Professor of clinical genetics Peter van Tintelen studies the heredity of heart disease. He noticed that Wouter and Pieter themselves were severely affected, but that other family members with the mutation were less severely affected. “This hereditary disease can be very variable. Fortunately, we have found nearly 1,000 carriers of PLN. That is unique and now gives us the opportunity to find out what factors contribute to the development of this disease.”

Pathologist Aryan Vink conducted tissue research. “We saw that a large part of Wouter’s heart muscle had been replaced by fat cells and connective tissue. That’s not supposed to happen, something like that causes arrhythmias much faster and the pump function decreases. We also found inflammatory cells. Could there be some kind of immune disease? And we saw accumulations of the protein PLN in the heart muscle cells. It remains a mystery why this PLN accumulation occurs around the nucleus of some heart muscle cells.”

Think tank

Professor of cardiology Pieter Doevendans says a lot of PLN research is currently being done. “A solution for this hereditary heart muscle disease is attainable and we will find it.
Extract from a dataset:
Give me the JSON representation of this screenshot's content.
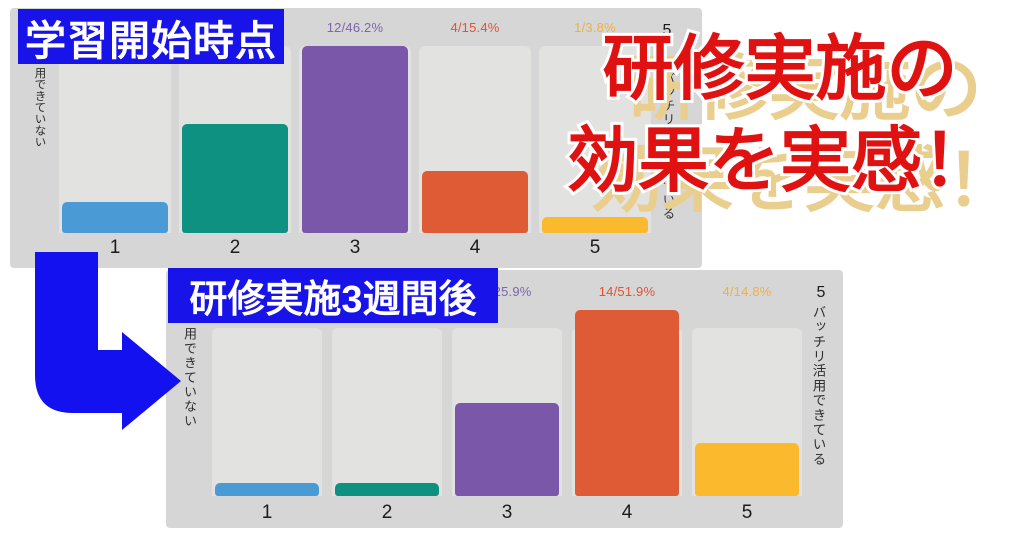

We are working with other hospitals around the world on research to make this happen. In the blood of PLN carriers, we can look for biomarkers: signaling agents that can put us on the trail of when the disease starts or DNA testing to see if there might be other mutations. We also make heart muscle tissue from human materials, which we can then study. Because there are still many questions. Why do you sometimes get sick so late? And do we actually need the PLN protein? How strong should the treatment be?”

Student Judy is triggered, that morning in the lecture hall: “We were quite overwhelmed by Wouter’s intense story. To be confronted with such an illness at such a young age, that really gets to you. This motivates us enormously to find a solution.” Together with 95 other bachelor students from the pathology course, Judy will form the think tank that will work with all the input. In 16 groups of six, they will think about solutions and possible experiments to investigate the PLN riddle. They will have a month to come up with concrete research proposals.

Winners

When principal investigator Toon van Veen sees the pile of research proposals a month later, he is completely flabbergasted. “These are great potential solutions. We hadn’t even thought of some of the ideas ourselves!” The winners are Judy and her groupmates Soete, Cecile, Freek, Isabelle and Michael. Judy explains their proposal: “In PLN disease, a kind of clumps of mutated PLN protein are present in the heart muscle cells, which are believed to contribute to the symptoms of the disease. We propose to clean up these clumps with metformin. This is an existing drug that from research appears successful against similar protein clumps in heart muscle disease caused by diabetes.”

Bachelor research hub

Initiator Niels: “If this works, you can bring the drug to the clinic and thus to the PLN patient very quickly.” For the students, the Pathology course is over. But it doesn’t stop here. The course bridges to the new laboratory course Experimental Translational Medicine, which Niels coordinates. In this undergraduate course, which starts in April, eight biomedical science students and eight medical students will work together with UMC Utrecht (medical) researchers to actually carry out the winning proposal. This will take place in the Bachelor Research Hub, a new laboratory for undergraduate students, right in the middle between the research labs and the clinic at UMC Utrecht. This cuts both ways. Role models inspire and motivate the students, and the students help the researchers and medical specialists make patients better. In any case, Judy is eager to participate in this.